本文探讨了在给定地图上寻找从起点到终点的最短路径和最快路径的问题,通过对比深度优先搜索(DFS)和迪杰斯特拉算法(Dijkstra),详细解释了如何在考虑距离和时间两个因素的情况下找到最优解。
Input our current position and a destination, an online map can recommend several paths. Now your job is to recommend two paths to your user: one is the shortest, and the other is the fastest. It is guaranteed that a path exists for any request.
Input Specification:
Each input file contains one test case. For each case, the first line gives two positive integers N (2≤N≤500), and M, being the total number of streets intersections on a map, and the number of streets, respectively. Then M lines follow, each describes a street in the format:
V1 V2 one-way length time
where V1 and V2 are the indices (from 0 to N−1) of the two ends of the street; one-way is 1 if the street is one-way from V1 to V2, or 0 if not; length is the length of the street; and time is the time taken to pass the street.

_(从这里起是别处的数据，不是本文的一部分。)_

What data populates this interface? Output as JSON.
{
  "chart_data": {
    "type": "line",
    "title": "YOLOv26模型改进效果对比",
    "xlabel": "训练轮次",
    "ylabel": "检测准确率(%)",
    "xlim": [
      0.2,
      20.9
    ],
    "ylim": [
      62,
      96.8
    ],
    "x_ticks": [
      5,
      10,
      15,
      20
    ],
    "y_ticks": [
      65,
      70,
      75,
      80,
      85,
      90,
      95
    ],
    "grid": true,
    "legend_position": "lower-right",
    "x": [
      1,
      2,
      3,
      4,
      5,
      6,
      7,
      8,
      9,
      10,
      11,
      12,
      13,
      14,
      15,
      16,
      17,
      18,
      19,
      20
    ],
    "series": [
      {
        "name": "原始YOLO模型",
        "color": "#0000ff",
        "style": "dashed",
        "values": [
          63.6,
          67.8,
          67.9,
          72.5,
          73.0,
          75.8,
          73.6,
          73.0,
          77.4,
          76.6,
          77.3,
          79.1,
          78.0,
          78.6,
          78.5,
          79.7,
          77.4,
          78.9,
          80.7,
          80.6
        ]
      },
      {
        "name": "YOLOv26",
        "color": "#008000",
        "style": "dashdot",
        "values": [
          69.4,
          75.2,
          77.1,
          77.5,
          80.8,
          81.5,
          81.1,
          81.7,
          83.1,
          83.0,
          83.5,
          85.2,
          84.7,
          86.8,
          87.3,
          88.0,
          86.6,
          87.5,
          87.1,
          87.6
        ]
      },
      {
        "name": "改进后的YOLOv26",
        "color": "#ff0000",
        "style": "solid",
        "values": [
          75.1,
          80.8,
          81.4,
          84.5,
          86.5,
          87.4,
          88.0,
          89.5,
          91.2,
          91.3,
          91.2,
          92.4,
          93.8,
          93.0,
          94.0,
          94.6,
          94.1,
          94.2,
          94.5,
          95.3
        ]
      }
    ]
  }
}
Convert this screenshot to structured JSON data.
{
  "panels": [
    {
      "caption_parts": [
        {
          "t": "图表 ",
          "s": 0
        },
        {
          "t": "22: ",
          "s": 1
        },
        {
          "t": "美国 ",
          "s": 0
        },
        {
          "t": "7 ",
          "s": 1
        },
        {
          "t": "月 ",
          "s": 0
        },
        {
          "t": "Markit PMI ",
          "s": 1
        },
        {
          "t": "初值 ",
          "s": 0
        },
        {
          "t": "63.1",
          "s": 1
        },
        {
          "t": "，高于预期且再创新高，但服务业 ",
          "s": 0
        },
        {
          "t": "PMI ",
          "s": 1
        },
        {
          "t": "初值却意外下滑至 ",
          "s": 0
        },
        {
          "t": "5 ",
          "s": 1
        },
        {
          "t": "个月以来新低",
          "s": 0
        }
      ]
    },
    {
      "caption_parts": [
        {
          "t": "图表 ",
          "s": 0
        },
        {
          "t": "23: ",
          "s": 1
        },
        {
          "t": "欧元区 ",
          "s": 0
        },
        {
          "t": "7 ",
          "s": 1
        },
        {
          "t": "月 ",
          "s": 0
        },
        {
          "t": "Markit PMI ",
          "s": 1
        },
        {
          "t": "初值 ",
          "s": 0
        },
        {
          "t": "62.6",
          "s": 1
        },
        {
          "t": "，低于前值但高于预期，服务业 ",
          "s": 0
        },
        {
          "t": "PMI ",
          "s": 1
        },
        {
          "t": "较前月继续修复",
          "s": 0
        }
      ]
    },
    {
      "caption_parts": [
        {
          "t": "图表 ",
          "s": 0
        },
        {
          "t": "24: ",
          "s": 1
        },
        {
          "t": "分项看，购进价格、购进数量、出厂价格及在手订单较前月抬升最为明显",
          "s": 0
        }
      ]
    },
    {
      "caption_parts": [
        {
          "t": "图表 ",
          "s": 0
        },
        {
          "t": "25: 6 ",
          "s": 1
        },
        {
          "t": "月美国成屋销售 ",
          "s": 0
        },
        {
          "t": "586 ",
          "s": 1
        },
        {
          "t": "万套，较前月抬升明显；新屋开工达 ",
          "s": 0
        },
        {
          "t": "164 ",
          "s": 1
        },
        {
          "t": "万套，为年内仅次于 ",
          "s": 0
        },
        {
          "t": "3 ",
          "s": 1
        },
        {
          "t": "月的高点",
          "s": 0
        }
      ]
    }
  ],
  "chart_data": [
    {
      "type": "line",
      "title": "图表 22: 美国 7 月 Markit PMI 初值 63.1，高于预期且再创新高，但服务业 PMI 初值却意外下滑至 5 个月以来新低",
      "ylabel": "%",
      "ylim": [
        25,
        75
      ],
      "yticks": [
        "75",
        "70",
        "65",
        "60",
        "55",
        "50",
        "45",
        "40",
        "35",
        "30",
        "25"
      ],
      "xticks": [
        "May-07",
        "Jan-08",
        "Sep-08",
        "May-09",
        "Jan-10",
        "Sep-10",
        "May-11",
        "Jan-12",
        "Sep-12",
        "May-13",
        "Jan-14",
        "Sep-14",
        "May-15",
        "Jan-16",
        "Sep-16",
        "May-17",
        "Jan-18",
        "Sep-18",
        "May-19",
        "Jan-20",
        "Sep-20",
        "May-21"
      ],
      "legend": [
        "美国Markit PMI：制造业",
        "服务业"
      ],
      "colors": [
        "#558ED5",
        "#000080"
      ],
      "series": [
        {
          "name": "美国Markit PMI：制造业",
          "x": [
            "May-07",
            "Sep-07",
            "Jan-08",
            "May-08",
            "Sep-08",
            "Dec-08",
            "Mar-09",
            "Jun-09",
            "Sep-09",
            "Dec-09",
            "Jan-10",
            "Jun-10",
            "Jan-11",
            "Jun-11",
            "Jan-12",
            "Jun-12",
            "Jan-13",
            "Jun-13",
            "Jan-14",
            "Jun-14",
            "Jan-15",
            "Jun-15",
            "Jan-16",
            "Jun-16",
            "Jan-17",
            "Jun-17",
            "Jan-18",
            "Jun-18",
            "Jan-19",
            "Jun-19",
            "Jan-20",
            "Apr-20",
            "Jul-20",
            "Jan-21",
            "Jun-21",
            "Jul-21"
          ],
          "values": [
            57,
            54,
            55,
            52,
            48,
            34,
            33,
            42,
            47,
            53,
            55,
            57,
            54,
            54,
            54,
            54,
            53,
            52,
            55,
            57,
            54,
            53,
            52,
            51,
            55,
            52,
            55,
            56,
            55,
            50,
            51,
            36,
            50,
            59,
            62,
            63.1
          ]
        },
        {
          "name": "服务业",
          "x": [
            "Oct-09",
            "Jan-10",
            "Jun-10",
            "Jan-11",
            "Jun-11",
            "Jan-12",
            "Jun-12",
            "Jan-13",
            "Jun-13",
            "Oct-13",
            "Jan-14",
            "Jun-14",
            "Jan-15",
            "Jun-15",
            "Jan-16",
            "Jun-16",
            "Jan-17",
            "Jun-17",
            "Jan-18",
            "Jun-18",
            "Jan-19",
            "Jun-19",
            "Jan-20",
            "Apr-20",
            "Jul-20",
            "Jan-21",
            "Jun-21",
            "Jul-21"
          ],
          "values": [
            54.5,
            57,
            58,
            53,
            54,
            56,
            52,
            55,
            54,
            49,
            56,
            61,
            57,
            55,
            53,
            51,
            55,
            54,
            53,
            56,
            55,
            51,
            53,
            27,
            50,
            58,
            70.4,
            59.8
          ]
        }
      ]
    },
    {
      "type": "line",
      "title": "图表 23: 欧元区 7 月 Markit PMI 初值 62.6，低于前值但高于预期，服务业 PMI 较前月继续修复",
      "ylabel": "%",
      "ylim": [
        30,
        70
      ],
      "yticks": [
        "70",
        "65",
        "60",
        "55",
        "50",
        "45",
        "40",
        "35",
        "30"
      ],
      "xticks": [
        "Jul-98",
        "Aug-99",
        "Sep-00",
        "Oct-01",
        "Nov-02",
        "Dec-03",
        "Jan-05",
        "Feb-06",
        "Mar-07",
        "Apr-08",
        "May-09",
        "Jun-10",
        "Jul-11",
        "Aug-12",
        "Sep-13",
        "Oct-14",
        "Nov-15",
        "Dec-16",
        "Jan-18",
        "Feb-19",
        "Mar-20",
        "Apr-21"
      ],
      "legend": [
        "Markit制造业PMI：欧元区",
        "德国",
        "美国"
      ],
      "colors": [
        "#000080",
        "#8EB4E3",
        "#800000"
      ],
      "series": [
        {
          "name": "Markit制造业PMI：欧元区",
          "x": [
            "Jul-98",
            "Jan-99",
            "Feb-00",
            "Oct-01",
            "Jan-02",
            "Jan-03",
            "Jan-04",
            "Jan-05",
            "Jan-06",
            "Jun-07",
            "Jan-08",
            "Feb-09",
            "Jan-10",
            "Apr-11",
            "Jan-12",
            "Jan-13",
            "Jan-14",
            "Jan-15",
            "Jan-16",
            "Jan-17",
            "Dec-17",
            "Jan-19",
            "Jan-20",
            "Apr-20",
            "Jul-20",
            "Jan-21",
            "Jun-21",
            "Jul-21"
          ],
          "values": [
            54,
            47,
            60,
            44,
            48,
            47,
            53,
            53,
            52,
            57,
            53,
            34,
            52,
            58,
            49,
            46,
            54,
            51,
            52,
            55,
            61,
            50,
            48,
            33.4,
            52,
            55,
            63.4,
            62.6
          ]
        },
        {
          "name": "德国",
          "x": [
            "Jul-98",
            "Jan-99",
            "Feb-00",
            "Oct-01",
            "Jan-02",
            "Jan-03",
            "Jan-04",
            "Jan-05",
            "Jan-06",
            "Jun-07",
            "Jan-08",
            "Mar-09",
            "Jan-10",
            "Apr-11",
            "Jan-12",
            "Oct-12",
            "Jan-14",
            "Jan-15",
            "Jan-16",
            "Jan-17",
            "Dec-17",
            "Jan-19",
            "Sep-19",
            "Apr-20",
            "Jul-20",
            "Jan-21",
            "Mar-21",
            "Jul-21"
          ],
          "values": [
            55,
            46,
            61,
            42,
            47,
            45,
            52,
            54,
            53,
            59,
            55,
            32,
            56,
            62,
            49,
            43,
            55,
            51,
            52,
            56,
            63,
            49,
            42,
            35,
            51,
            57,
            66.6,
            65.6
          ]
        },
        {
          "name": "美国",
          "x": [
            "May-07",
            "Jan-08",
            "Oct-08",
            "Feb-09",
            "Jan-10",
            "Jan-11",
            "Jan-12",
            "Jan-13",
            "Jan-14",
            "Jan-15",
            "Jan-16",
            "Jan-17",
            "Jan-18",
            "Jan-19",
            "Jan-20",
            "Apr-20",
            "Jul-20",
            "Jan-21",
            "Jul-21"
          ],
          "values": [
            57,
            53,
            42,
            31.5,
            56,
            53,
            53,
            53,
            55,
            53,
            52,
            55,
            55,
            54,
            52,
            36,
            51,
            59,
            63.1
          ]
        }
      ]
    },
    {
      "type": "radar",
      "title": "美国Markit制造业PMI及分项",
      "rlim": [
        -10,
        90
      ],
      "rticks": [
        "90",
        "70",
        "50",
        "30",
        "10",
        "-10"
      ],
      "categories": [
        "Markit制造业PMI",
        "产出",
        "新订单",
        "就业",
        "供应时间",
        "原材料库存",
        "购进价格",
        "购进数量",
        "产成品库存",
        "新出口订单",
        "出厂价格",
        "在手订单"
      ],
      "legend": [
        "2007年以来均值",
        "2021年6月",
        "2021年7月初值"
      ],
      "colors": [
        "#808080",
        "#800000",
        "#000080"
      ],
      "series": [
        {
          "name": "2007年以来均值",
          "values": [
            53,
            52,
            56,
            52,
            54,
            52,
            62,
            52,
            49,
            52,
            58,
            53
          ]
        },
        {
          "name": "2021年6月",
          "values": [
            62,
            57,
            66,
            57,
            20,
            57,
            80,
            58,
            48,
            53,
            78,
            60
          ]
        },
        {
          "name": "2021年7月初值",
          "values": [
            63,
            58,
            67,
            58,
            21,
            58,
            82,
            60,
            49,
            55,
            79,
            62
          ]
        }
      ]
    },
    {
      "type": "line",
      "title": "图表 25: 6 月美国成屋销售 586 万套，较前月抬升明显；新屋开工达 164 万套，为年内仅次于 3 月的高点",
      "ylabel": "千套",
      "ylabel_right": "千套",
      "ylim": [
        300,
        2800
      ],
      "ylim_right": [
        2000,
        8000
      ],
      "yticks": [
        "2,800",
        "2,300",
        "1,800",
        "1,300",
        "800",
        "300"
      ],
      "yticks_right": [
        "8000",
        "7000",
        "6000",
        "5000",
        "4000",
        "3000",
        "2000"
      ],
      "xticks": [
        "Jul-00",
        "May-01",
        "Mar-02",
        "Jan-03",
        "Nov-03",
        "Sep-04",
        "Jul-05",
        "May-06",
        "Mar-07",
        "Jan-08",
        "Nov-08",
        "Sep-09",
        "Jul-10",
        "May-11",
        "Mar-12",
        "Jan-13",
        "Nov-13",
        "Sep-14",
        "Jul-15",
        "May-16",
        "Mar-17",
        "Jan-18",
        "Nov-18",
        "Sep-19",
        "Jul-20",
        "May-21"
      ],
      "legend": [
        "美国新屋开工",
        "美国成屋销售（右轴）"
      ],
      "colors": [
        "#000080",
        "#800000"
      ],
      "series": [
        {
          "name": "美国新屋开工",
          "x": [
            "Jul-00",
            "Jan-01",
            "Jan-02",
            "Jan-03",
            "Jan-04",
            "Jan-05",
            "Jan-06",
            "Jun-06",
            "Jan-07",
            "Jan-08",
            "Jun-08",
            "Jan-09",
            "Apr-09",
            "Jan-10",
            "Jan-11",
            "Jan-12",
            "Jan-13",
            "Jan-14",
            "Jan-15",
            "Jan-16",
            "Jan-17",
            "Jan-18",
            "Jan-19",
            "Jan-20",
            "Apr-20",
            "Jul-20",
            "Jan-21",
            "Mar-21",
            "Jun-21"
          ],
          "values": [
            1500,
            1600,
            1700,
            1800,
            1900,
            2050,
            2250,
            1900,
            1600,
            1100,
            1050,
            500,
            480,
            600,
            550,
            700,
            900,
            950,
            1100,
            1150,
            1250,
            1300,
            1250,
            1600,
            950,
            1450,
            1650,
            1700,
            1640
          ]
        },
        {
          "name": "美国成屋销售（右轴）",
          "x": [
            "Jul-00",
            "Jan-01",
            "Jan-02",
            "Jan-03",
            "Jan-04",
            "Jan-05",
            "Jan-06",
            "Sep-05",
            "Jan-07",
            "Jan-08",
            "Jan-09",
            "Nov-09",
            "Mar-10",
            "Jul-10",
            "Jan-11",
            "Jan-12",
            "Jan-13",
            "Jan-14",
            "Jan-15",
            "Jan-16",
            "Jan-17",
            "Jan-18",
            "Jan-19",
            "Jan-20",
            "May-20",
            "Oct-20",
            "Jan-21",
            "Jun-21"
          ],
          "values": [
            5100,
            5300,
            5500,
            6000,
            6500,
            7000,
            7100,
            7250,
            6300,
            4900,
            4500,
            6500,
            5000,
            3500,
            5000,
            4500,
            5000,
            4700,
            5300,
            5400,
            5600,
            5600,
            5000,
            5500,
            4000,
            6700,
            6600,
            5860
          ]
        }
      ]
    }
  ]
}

Finally a pair of source and destination is given.
Output Specification:
For each case, first print the shortest path from the source to the destination with distance D in the format:
Distance = D: source -> v1 -> ... -> destination
Then in the next line print the fastest path with total time T:
Time = T: source -> w1 -> ... -> destination
In case the shortest path is not unique, output the fastest one among the shortest paths, which is guaranteed to be unique. In case the fastest path is not unique, output the one that passes through the fewest intersections, which is guaranteed to be unique.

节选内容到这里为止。